RNA therapeutics are more than a scientific breakthrough they are a revolution in healthcare. Key advantages include:

• Rapid development: Quick design and production for emerging diseases
• Precision targeting: Minimizes off-target effects and improves safety
• Versatility: Applicable to multiple therapeutic areas, including infectious diseases, cancers, and rare genetic conditions
• Potential for personalized medicine: Tailored therapies for individual patient needs

Real-World Applications

RNA therapeutics are already transforming medicine across multiple domains:

Preventive Therapies

• RNA-based preventive treatments for emerging viral infections: Rapid, highly effective immune-support therapies.
• Seasonal influenza, RSV, Zika RNA therapies: Fast, adaptable RNA platforms for emerging infectious threats.

Rare Genetic Disorders

• Spinal Muscular Atrophy (SMA): ASOs restore proper gene splicing.
• Duchenne Muscular Dystrophy (DMD): RNA therapies modify splicing to produce functional proteins.

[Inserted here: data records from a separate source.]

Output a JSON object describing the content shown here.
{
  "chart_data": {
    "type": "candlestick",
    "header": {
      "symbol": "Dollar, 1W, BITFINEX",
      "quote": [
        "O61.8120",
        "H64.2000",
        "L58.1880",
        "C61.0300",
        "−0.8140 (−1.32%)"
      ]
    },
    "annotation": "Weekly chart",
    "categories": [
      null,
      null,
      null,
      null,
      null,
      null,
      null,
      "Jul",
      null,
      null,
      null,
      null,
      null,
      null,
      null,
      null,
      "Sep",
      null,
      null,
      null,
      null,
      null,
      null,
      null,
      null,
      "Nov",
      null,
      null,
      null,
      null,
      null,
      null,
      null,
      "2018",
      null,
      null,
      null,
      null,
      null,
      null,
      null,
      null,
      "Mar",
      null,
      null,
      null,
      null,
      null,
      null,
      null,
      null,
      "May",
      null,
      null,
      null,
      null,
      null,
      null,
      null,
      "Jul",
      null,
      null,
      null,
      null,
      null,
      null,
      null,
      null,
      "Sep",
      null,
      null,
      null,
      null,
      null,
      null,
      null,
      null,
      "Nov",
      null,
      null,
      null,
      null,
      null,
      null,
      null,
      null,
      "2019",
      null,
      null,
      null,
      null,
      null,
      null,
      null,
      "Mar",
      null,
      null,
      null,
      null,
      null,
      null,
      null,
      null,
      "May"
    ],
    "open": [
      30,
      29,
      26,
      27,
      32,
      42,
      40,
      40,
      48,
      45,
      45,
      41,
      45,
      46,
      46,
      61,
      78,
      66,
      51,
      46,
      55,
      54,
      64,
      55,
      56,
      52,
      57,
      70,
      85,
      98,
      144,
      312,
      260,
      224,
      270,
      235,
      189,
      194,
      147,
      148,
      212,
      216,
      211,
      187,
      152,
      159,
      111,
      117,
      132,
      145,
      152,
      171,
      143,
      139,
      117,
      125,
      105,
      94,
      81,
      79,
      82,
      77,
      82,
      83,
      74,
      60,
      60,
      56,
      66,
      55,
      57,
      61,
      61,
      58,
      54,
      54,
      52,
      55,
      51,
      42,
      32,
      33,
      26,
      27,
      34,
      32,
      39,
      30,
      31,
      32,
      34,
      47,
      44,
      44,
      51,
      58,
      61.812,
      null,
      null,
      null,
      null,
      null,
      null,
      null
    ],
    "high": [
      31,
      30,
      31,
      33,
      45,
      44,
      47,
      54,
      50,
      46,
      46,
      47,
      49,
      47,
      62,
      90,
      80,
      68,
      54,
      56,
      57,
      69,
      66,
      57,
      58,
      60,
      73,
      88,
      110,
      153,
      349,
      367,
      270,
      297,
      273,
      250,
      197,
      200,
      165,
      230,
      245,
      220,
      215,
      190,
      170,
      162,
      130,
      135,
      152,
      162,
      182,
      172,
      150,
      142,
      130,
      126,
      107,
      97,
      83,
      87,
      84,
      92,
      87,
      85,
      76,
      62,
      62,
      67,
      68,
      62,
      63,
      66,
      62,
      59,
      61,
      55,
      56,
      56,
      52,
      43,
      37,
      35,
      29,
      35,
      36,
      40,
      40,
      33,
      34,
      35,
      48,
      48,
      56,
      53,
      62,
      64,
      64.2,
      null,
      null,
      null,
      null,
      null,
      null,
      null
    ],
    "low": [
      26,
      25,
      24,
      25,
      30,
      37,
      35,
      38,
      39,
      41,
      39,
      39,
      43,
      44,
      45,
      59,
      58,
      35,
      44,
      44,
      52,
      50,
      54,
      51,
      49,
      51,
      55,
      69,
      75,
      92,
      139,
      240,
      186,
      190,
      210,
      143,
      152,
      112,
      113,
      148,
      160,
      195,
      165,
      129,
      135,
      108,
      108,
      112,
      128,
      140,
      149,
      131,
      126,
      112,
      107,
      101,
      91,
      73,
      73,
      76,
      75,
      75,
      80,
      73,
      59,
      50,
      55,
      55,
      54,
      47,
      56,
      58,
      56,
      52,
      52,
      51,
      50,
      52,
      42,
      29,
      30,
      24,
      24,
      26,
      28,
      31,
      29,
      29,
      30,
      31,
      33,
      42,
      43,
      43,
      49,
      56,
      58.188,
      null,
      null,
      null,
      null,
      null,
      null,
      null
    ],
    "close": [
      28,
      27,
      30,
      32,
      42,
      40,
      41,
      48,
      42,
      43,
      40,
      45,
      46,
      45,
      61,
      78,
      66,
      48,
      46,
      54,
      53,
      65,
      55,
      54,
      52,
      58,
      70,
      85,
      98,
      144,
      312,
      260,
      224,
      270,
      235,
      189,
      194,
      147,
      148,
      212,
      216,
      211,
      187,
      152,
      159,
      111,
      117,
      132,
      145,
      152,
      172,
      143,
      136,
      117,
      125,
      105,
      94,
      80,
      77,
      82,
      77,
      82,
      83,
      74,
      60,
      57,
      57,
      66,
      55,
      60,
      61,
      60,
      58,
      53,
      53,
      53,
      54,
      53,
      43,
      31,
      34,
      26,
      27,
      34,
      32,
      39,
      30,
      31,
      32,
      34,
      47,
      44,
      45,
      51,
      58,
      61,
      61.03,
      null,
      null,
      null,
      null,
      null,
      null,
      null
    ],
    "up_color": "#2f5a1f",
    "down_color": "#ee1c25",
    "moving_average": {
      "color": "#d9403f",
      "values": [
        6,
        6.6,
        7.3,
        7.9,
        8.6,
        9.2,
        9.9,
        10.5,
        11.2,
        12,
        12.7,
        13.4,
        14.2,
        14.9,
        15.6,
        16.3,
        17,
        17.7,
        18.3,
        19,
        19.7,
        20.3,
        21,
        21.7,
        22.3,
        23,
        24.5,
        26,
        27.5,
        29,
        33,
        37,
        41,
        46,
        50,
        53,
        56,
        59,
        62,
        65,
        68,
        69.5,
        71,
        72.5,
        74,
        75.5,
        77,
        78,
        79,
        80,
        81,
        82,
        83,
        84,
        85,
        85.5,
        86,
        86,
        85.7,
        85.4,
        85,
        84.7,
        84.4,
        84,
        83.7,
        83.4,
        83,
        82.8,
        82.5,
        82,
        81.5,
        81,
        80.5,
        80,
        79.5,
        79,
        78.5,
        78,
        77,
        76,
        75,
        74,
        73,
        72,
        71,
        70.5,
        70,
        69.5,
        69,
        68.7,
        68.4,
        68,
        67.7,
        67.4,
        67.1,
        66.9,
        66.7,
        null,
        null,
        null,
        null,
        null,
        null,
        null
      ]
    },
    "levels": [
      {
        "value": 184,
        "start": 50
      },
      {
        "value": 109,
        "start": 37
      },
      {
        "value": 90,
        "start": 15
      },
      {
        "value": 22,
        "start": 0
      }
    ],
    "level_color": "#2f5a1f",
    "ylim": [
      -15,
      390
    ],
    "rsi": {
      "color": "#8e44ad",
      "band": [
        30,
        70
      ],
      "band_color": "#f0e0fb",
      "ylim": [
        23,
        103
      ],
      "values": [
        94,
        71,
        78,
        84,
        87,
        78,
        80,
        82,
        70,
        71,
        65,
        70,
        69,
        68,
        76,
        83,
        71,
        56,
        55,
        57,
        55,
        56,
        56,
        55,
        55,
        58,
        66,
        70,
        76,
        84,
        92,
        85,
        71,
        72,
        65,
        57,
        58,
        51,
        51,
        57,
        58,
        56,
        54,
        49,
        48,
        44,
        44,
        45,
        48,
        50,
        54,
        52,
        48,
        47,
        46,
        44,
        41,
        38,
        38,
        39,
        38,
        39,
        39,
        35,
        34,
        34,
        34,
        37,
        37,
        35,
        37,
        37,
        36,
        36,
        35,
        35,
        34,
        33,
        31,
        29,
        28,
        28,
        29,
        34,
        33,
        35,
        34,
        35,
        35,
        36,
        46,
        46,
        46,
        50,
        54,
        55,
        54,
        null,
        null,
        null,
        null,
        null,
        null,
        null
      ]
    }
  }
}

Immune Modulation Therapies

• RNA-based immune training therapies: Help the body recognize and respond to abnormal cellular activity.
• RNA-based regulatory modulators: Enhance immune system responses in targeted therapeutic contexts.

Gene Correction & Protein Replacement

• tRNA-based therapies: Correct translation errors caused by genetic mutations.
• RNA-guided editing (CRISPR-Cas13 / ADAR): Modify RNA to restore normal cellular function or regulate gene expression.